Mine never worked well with a phone but with patience you can build one that will.


----------



## Pcinspector1 (Oct 24, 2018)

mtlog,

I've got a Simpson Strong-Tie app, a AWC connection, AWC SpanCalc, and a Beam Buddy app. I use them more in the office than in the field but use the internet connection to look up ICC codes, cuz the ICC app I've loaded doesn't work worth crap, go figure. 
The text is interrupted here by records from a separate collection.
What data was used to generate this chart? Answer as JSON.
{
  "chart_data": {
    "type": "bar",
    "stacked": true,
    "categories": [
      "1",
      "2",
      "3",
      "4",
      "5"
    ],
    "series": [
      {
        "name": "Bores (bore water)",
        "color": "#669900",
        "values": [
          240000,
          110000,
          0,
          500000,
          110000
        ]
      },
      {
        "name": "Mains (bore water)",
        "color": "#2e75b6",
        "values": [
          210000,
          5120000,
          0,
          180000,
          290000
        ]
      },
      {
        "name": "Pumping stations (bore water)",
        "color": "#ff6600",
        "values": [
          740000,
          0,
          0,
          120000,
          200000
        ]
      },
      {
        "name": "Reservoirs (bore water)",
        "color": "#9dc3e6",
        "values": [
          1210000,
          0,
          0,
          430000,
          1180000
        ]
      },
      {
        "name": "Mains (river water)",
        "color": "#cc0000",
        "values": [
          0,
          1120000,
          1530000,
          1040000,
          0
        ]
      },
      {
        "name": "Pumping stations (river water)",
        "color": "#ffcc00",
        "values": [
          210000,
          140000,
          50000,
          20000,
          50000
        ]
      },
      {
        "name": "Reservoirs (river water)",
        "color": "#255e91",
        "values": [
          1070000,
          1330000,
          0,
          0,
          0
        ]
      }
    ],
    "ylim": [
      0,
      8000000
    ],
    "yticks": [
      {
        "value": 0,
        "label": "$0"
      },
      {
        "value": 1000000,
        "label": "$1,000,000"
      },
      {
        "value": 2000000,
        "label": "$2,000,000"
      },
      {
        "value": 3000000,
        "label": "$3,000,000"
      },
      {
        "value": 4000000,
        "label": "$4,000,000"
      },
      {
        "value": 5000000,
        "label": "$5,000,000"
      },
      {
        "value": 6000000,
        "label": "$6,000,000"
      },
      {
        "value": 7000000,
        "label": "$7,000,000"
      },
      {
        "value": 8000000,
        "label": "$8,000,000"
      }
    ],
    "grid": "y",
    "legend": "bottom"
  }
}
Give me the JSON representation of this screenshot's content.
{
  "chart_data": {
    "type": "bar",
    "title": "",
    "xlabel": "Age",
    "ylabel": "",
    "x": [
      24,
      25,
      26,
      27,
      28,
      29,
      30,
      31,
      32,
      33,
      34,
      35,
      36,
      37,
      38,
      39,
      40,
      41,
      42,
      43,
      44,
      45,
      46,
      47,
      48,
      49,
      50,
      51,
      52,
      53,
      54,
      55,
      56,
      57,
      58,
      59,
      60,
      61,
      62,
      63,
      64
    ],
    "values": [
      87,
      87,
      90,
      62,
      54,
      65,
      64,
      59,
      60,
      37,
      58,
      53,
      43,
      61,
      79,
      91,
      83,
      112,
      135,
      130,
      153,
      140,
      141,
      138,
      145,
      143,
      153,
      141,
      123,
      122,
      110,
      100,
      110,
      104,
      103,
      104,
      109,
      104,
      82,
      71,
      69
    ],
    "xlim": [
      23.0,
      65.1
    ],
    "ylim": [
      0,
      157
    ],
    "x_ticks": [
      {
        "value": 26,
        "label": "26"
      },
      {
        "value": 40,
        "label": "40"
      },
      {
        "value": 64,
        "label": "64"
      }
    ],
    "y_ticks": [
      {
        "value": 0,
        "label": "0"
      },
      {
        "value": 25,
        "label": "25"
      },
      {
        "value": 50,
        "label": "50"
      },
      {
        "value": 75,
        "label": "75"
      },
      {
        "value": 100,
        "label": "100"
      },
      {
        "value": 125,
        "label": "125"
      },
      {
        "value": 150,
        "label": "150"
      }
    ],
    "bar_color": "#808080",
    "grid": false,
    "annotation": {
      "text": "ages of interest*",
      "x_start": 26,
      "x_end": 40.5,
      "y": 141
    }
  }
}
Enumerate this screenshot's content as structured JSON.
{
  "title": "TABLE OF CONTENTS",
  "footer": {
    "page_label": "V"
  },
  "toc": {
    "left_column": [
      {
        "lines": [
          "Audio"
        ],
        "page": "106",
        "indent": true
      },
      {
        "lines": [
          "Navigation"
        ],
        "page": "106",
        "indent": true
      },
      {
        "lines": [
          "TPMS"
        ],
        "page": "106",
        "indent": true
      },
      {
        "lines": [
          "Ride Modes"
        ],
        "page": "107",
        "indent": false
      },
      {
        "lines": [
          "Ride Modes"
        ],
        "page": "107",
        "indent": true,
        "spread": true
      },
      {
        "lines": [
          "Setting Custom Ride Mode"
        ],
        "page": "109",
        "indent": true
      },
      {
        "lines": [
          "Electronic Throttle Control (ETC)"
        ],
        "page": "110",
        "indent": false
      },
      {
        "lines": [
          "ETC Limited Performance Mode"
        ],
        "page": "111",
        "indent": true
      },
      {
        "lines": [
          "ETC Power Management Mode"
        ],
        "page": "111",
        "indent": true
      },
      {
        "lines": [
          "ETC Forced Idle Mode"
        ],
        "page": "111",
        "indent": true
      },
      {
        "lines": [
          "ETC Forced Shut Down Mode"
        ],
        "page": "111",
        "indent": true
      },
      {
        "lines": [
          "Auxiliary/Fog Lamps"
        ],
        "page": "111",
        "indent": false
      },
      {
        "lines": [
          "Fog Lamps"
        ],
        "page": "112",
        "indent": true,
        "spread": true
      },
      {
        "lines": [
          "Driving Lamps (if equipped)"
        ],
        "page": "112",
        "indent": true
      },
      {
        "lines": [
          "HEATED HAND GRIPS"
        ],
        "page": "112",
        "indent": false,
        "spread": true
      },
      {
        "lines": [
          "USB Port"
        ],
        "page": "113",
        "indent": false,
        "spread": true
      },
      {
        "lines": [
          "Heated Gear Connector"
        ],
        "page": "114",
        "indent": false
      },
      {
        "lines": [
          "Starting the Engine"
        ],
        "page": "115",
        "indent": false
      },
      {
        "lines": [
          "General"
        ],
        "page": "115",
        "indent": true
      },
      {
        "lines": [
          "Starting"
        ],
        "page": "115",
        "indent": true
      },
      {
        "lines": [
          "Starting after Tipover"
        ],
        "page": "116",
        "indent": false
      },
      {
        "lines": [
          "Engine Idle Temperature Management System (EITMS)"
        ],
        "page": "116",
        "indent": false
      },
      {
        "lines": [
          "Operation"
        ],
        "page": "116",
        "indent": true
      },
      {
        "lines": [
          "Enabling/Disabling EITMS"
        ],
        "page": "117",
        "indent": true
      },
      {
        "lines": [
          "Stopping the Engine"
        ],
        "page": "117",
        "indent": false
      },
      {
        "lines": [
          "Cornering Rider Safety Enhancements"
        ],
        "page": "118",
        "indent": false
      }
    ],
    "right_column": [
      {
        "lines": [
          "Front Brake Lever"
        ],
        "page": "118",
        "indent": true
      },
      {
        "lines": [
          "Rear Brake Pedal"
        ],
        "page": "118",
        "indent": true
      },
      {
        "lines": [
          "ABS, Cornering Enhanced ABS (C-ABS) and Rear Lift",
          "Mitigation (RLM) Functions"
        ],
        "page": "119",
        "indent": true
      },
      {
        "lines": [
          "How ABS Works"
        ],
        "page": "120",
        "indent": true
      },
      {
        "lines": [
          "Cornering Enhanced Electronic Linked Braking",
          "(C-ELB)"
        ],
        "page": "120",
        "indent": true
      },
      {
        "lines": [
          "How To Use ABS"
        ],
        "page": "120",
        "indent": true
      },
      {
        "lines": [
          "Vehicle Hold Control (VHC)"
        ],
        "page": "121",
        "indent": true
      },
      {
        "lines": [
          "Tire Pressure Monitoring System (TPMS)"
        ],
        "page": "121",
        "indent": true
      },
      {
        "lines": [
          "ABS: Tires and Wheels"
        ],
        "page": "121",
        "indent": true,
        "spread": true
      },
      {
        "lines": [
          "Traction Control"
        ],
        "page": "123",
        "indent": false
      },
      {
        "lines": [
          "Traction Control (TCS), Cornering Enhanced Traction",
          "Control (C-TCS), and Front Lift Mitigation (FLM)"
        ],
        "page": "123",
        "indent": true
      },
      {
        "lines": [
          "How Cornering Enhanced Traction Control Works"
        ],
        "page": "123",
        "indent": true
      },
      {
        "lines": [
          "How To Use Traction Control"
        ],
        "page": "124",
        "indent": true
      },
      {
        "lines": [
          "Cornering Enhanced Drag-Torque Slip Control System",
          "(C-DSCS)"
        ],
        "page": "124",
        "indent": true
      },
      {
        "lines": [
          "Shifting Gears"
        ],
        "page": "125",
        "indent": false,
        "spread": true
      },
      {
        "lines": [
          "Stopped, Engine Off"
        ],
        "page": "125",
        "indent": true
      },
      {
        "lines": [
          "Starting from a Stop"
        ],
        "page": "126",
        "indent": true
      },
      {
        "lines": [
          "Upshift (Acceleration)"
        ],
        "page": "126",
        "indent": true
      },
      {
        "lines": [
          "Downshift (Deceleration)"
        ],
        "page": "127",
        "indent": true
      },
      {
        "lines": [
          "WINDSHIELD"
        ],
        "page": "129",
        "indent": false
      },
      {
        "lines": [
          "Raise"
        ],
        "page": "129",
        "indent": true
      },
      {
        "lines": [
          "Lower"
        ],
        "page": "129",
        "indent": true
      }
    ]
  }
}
I use the *flashlight feature* a lot when looking at breaker panels and the camera to take a snap shot of a label like a solar panel on a roof. I take photos and download them to the office and file with the projects, they may come in handy in future court cases. Also I have a Fox News app for real news.

Any other apps that help?


----------



## Pcinspector1 (Oct 24, 2018)

I also take snap shots from building plans and then I have them to verify the work is to plans approved, save NEC info like bonding and SE wire requirements. I've seen a drywall guy load his stud and fire wall plans on his phone which got me thinking I can use the phone like that also.


----------



## cda (Oct 24, 2018)

You can always use the voice memo for notes to self

Or video as body camera
When contractor or inspector starts to rant and rave.


----------



## cda (Oct 24, 2018)

Altimeter app if you want to know how high or low you are 


A great one is

CamCard

You can take a picture of a business card and it saves all the info off the card, on the app


----------



## cda (Oct 24, 2018)

I also like the hippie 97.5 KWUZFM

App. Great oldies music


----------



## Rick18071 (Oct 24, 2018)

Any one know of a great electrical code app with box fill,  conduit fill, voltage drop, wire size, ambient temp, etc. for 2014 NEC?


----------



## ICE (Oct 24, 2018)

Rick18071 said:


> Any one know of a great electrical code app with box fill,  conduit fill, voltage drop, wire size, ambient temp, etc. for 2014 NEC?


Jeff has Chris Kennedy’s phone number.


----------